Les allusions politiques sont omniprésentes dans l’œuvre d’Hergé : condamnation du régime communiste dans Tintin au Pays des Soviets, regards critiques portés sur les inégalités sociales et les dictatures latino-américaines, lutte entre Palestiniens et Israéliens dans la première édition de Tintin au pays de l’Or noir (avec mention de la ville d’Haïfa).

L’approximation, l’idéalisation rendent cependant difficile la pratique de la géographie à travers la lecture de Tintin.

Reprenons l’histoire de Rackham le Rouge. Le parchemin retrouvé par nos héros indique l’emplacement d’une île au trésor à environ 20° de latitude nord et 70° de longitude ouest. On peut bien sûr ouvrir nos atlas pour y rechercher l’identité réelle de l’île mystérieuse (au travail !) mais un problème semble avoir échappé à Hergé : à l’époque où le manuscrit de l’intrigue est supposé avoir été écrit, soit au 17ème siècle, notre monde ne savait pas encore calculer la longitude…

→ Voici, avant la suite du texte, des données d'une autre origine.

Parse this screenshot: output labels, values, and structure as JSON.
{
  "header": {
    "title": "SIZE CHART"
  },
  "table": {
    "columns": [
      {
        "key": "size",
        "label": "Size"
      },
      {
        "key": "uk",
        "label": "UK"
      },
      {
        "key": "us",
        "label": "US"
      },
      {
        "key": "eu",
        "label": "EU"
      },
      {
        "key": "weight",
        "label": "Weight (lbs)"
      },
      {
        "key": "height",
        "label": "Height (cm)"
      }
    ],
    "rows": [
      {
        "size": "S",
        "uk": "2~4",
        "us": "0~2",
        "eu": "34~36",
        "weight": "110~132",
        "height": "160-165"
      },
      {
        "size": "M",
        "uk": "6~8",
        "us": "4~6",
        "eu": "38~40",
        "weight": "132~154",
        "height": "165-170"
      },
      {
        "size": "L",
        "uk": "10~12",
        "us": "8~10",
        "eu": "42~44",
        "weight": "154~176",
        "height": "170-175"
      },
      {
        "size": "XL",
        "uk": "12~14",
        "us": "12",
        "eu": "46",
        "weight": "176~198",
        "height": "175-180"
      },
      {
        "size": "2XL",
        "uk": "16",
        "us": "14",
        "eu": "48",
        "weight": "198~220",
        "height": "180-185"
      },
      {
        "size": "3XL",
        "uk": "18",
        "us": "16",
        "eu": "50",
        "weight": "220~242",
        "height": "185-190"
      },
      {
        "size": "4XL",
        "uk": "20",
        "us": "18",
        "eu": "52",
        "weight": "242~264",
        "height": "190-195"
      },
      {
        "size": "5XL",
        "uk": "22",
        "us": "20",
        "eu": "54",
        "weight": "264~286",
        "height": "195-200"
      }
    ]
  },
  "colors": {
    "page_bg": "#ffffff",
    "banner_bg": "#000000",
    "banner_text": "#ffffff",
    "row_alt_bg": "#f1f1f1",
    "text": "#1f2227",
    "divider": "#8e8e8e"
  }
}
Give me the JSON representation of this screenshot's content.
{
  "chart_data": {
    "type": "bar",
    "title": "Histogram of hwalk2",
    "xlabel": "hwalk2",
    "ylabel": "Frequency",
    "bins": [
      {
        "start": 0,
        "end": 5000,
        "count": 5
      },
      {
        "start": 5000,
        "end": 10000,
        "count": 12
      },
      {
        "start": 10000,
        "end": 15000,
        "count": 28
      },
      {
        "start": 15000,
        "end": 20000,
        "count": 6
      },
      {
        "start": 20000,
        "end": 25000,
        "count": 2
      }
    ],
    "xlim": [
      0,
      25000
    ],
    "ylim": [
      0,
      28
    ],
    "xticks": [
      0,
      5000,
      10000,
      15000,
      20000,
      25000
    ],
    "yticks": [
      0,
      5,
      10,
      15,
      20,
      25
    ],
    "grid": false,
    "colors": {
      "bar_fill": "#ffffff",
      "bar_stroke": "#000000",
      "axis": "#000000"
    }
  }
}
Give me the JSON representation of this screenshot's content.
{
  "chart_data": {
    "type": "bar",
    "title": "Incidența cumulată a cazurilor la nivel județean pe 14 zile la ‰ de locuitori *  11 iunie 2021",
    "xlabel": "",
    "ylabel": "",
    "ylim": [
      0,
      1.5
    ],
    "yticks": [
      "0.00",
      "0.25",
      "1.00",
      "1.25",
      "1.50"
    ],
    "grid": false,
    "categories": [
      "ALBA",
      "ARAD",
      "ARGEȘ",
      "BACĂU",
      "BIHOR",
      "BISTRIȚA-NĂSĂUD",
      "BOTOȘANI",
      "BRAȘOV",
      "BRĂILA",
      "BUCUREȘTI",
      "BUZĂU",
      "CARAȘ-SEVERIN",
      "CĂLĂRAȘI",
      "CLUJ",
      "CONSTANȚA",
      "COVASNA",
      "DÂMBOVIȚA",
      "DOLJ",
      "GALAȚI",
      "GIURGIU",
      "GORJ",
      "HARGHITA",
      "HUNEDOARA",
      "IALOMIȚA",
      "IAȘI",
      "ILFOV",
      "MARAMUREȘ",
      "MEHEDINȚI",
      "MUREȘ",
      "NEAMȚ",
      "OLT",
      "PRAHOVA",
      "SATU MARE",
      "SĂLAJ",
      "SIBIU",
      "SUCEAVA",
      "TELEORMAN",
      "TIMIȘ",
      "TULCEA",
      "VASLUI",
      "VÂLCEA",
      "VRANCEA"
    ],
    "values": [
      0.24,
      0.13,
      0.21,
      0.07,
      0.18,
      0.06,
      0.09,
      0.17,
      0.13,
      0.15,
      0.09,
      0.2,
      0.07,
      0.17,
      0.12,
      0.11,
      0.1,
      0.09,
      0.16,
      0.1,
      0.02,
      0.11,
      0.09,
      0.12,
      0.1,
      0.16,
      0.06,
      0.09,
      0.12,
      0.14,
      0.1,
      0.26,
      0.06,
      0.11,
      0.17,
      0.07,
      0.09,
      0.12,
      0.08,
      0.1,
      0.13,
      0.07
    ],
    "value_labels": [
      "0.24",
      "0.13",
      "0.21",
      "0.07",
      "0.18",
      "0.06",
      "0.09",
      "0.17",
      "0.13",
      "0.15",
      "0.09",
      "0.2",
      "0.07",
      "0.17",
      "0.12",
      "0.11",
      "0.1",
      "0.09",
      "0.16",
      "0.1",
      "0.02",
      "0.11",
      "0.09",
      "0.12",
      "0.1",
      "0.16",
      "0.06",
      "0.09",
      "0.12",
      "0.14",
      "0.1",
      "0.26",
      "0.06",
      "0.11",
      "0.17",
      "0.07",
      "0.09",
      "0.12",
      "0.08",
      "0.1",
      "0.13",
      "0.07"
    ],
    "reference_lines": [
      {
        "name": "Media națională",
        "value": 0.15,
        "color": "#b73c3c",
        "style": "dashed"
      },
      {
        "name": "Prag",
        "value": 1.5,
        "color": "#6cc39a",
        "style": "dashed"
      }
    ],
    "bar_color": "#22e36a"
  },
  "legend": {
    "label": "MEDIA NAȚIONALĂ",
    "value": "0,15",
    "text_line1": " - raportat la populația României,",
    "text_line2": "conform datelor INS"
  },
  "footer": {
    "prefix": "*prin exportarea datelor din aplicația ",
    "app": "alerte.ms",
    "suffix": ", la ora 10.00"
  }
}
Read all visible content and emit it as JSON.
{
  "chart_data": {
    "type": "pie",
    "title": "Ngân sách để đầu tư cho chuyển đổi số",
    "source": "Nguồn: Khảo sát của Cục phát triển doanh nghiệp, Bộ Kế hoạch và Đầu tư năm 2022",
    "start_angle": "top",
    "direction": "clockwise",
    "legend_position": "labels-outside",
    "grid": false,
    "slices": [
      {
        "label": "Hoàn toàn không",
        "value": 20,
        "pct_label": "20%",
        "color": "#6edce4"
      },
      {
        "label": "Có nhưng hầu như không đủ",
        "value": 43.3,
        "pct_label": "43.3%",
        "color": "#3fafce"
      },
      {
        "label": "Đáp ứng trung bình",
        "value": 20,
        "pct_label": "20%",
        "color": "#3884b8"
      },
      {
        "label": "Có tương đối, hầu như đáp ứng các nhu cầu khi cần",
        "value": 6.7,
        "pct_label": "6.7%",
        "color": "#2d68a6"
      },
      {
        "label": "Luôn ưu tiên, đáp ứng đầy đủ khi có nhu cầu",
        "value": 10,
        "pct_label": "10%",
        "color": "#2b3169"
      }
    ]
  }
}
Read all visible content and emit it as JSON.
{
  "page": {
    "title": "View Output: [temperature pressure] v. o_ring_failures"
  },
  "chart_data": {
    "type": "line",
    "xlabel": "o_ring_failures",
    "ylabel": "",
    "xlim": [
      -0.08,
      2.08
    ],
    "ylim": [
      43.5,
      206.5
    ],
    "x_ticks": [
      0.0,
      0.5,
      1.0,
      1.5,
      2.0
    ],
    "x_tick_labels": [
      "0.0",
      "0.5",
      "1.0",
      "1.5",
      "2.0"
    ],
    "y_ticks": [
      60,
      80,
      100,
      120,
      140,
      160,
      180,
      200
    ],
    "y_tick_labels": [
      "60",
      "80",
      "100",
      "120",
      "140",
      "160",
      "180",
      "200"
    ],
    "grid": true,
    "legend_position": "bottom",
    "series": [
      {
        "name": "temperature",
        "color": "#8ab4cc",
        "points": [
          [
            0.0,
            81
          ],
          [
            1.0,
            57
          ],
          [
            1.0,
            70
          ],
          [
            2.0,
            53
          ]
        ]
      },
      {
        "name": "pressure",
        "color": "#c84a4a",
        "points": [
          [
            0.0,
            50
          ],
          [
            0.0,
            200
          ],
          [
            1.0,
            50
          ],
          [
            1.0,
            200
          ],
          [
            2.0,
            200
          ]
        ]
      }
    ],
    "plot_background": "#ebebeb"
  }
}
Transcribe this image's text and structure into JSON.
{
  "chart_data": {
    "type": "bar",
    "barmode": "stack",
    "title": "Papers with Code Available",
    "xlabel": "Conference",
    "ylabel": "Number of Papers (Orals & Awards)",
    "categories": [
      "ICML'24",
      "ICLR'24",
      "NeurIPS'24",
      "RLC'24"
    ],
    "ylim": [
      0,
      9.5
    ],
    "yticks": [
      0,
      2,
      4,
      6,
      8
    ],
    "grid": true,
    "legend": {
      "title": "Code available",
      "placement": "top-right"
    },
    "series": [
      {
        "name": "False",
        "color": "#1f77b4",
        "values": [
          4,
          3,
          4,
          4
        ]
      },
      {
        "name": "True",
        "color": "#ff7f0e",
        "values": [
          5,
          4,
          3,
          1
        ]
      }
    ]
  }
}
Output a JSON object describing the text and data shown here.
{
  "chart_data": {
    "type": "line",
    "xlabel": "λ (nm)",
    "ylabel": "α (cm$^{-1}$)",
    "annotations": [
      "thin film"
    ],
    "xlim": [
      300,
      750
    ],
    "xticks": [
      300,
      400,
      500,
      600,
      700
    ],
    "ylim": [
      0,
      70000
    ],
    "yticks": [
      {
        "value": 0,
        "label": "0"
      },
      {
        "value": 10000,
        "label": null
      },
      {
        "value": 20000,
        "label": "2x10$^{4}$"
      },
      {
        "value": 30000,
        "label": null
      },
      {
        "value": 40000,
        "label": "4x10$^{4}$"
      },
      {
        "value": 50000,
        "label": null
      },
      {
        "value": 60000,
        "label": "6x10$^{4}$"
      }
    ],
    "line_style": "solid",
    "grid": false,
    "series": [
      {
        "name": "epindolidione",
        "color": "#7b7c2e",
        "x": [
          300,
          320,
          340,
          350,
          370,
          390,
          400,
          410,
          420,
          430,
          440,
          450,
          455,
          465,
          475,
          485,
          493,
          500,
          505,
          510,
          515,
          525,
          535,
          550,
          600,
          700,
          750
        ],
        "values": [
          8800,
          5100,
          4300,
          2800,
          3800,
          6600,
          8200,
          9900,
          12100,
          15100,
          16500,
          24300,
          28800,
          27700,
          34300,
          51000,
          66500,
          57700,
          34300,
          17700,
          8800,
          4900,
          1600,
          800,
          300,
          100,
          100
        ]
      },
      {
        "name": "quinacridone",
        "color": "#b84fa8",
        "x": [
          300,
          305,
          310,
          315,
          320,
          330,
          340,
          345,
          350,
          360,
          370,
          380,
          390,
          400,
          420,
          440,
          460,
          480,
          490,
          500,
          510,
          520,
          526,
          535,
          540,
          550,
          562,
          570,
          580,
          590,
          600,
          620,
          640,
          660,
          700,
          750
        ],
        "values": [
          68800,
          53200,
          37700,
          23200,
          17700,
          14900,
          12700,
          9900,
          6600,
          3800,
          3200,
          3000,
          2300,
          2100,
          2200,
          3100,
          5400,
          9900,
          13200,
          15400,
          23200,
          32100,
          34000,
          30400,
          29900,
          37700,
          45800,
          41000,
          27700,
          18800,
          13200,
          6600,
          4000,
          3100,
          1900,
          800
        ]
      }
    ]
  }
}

Héros positif, héros ambigus

Comme Céline, Hergé est un auteur aux choix politiques critiquables, souligne Jean-Dominique Merchet. D’un côté, il fut proche de l’extrême-droite belge, de l’autre, il a pu dénoncer l’impérialisme dans le Lotus bleu.

D’une part, on peut considérer que Tintin au Congo est une caricature de l’Afrique, d’autre part, Tintin est lu et apprécié partout dans le monde, y compris en Afrique où il inspire les auteurs de bandes dessinées.

En fait, Tintin s’est très vite mondialisé. Dès la fin des années 1960, la référence explicite à la Belgique disparaît des albums. L’identité nationale de Tintin s’atténue, Hergé se globalise. Les aventures de Tintin sont écrites dans des dizaines de langues, le personnage connu jusqu’au cercle polaire (on trouve des albums en finnois, en coréen, en bengali, en arabe…). Tintin passe désormais partout, c’est un héros universel.

Pourtant, Haddock est un personnage beaucoup plus fort du point de vue littéraire. Dans Les Bijoux de la Castafiore, il occupe d’ailleurs toute la place. Le personnage semble progressivement s’imposer à Hergé. Peut-être aurait-il fini par devenir le véritable héros…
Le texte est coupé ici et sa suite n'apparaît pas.